Motherhood | Robert Wright

“Mom, are we rich?”

he asked as he climbed into the minivan after a day of

coloring and counting and climbing on the monkey bars reserved for the childhood gardeners,

just as he did the very first day

when he grumpily announced

“They didn’t even teach us to read today!”

 

Her breath stopped.

“Did someone make fun of his clothes?

His Lion King backpack?

His Buzz Lightyear lunchbox?”

“Did he hear us arguing through the walls last night about the blossoming bush of bills on the kitchen table?”

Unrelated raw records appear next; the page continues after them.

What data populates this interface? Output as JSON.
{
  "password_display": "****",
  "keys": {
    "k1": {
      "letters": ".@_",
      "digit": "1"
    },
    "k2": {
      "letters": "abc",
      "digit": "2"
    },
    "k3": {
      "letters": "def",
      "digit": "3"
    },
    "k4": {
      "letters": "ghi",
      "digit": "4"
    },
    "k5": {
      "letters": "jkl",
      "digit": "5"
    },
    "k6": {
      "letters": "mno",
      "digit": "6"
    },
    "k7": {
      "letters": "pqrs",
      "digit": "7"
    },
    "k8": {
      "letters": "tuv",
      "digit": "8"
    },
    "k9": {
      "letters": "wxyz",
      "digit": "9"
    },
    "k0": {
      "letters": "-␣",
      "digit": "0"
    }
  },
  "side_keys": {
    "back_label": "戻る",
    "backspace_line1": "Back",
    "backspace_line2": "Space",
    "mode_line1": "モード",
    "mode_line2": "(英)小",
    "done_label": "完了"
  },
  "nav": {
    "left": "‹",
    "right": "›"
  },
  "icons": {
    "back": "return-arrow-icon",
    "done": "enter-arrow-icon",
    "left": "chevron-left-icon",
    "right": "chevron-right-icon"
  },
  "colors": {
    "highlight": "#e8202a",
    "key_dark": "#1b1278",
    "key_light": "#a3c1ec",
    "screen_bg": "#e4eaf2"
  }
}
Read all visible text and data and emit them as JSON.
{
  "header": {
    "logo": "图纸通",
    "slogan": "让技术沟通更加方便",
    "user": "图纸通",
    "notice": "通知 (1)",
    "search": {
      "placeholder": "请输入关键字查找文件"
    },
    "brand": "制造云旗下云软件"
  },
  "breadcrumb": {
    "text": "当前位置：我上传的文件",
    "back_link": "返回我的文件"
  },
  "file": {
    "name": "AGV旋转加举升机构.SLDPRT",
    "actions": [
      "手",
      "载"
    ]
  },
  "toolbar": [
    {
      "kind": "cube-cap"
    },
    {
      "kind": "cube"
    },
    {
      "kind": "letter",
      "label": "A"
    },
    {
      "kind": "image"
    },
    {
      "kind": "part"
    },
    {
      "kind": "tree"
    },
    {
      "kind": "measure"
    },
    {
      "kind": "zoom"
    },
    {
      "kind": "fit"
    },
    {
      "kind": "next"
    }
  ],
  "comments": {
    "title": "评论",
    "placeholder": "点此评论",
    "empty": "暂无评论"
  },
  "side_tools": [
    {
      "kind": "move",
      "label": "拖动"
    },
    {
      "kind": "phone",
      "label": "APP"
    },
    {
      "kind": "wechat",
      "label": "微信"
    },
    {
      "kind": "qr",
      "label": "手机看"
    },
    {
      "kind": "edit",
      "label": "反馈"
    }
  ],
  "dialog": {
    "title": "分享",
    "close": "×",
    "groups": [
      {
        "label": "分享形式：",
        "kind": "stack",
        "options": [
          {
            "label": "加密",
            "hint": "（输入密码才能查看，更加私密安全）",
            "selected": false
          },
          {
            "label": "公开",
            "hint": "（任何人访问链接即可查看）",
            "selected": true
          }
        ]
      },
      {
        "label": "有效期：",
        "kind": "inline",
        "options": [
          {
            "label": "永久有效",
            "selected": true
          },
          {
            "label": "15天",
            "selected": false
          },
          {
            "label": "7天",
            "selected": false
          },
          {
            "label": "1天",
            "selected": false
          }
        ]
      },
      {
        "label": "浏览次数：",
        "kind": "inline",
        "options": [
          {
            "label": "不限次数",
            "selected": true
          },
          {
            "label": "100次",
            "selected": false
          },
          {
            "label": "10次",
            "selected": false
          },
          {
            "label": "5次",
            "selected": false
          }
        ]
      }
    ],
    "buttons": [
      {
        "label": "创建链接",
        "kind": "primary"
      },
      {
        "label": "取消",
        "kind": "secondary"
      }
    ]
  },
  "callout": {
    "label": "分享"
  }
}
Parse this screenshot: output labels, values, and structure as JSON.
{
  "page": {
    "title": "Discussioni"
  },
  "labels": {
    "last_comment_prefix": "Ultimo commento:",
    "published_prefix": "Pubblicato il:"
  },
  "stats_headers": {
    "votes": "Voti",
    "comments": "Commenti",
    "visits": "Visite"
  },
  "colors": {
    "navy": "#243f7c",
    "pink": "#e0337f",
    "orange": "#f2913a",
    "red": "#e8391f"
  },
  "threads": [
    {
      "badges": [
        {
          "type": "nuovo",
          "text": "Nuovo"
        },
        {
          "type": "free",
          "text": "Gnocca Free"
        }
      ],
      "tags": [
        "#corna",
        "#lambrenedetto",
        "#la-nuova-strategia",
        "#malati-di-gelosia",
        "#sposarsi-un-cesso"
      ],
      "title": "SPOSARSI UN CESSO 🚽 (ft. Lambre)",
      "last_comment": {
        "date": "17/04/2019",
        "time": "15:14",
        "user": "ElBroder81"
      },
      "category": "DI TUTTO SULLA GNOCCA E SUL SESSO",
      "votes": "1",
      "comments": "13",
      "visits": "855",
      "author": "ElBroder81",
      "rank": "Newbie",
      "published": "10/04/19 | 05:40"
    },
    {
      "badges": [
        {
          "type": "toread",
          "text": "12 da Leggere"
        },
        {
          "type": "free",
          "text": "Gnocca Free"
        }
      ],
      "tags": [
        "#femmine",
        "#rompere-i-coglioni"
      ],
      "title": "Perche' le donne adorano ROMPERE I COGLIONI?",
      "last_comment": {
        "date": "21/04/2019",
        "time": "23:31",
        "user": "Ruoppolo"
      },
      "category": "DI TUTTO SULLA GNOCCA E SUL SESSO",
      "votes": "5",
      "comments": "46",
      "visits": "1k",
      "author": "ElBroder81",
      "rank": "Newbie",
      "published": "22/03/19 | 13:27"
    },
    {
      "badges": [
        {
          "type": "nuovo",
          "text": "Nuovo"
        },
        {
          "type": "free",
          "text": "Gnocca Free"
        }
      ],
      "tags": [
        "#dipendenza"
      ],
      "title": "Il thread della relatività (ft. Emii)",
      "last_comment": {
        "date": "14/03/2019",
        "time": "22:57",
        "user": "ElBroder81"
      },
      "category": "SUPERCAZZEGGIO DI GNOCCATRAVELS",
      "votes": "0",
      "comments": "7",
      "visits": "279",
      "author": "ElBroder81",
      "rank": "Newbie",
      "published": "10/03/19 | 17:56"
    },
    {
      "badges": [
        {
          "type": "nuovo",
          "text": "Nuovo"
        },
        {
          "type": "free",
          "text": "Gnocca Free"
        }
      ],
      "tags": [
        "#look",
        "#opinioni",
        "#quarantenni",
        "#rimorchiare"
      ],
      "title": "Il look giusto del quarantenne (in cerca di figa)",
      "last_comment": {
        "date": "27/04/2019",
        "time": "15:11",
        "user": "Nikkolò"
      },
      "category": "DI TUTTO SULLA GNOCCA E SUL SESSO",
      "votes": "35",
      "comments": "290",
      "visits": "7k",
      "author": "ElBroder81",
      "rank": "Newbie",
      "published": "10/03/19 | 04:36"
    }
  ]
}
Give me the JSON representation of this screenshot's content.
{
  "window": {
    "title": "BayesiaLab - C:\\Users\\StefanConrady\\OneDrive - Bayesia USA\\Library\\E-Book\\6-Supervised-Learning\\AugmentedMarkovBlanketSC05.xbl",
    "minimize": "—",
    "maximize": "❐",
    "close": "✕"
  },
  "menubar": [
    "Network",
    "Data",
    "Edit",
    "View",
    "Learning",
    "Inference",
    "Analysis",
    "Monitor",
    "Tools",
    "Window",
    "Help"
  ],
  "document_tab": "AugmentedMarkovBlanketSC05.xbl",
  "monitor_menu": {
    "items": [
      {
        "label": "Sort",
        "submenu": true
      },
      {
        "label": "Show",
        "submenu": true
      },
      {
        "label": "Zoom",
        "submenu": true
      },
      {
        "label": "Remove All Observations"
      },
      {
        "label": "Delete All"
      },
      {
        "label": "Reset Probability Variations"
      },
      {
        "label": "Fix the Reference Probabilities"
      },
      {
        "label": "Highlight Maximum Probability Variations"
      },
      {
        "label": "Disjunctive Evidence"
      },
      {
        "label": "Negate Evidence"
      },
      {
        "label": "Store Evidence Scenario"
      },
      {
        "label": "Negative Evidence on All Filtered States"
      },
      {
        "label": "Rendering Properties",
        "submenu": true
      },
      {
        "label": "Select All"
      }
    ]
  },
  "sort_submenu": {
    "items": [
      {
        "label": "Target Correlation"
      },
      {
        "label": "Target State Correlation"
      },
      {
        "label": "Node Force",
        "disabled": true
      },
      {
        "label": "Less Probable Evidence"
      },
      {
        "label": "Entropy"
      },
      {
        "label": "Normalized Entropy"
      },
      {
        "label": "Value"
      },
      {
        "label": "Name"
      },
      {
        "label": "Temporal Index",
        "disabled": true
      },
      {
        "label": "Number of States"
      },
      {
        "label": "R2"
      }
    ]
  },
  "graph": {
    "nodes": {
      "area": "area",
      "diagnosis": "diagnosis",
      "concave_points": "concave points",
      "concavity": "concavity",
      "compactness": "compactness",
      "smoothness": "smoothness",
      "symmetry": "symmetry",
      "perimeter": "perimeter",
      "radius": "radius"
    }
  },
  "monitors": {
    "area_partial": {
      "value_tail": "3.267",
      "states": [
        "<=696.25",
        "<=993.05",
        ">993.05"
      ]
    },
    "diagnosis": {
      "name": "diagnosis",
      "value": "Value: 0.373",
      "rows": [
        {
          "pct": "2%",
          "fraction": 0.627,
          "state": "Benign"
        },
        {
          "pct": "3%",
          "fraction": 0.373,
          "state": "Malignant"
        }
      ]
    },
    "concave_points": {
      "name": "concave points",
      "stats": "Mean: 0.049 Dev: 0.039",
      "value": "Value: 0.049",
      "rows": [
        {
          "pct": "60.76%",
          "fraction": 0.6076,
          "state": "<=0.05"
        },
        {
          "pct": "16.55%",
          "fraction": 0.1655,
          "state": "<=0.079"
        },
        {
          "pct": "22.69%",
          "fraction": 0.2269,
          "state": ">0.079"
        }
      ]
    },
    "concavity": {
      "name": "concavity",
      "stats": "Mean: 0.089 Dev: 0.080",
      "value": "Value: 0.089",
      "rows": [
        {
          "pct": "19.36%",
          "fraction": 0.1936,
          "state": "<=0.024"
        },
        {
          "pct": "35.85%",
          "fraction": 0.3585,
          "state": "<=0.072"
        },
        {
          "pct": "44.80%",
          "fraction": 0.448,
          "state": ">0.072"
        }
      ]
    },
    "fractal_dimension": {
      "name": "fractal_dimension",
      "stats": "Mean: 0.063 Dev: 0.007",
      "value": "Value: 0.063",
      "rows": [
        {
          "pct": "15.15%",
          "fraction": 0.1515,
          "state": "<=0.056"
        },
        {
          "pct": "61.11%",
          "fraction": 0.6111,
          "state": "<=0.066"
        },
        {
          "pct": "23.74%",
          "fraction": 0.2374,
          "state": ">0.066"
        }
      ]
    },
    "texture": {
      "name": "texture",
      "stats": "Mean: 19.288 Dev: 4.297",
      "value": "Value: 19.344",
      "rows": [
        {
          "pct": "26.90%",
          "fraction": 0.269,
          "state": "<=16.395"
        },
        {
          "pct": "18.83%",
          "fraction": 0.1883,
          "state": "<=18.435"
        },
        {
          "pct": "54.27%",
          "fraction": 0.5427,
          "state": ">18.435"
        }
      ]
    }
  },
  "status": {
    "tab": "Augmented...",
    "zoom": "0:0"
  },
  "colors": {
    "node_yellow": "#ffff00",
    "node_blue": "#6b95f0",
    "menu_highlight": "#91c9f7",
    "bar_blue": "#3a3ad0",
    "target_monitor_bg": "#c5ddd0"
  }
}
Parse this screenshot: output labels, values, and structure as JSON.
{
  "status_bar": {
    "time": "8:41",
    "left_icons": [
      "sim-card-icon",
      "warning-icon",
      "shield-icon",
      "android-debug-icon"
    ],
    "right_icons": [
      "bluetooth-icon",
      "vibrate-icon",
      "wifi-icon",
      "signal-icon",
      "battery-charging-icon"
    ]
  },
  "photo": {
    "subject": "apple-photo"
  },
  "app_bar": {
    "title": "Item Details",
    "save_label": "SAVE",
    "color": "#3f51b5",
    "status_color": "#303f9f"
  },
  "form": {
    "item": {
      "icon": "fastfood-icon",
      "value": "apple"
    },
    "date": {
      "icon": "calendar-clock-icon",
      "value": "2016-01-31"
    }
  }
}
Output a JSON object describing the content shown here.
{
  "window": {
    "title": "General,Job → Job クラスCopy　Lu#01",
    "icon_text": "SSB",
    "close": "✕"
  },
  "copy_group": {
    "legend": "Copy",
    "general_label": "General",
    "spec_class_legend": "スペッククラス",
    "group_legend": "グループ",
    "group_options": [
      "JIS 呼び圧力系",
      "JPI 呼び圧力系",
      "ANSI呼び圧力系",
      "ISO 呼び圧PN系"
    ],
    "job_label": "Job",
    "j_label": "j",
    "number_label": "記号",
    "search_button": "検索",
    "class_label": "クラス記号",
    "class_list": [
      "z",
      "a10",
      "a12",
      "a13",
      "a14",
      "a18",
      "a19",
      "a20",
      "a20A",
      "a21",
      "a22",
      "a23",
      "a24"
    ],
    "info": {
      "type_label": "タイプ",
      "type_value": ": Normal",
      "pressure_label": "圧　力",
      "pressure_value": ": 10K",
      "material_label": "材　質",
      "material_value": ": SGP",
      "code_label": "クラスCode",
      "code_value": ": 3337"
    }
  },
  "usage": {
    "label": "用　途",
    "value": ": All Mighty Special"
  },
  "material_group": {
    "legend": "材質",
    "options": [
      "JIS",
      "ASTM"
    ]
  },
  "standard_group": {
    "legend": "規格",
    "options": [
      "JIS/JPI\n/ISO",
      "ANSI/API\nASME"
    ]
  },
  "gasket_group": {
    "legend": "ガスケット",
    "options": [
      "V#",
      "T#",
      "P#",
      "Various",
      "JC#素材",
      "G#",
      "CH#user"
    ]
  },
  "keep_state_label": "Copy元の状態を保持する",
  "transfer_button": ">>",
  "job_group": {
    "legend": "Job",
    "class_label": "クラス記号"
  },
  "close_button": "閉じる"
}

“Should I just keep him home and protect him from the parrots who mimic the hard words they hear at home?”

 

“Mom, are we rich?”

 

“Well, we have enough to buy what we need.”

She hesitated.

“Why . . . do you ask?”

 

“Well, Sarah’s mom”—oh the lovely Sarah, whose golden curls caught his eye the first day on the playground—”Sarah’s mom

told her to find a boyfriend who is smart, good-looking, and rich.

I know I’m smart.

I know I’m good-looking.

But I don’t know if I’m rich.”

 

She drank a tall, sweet breath.


Robert Wright is a health care attorney in Little Rock, Arkansas.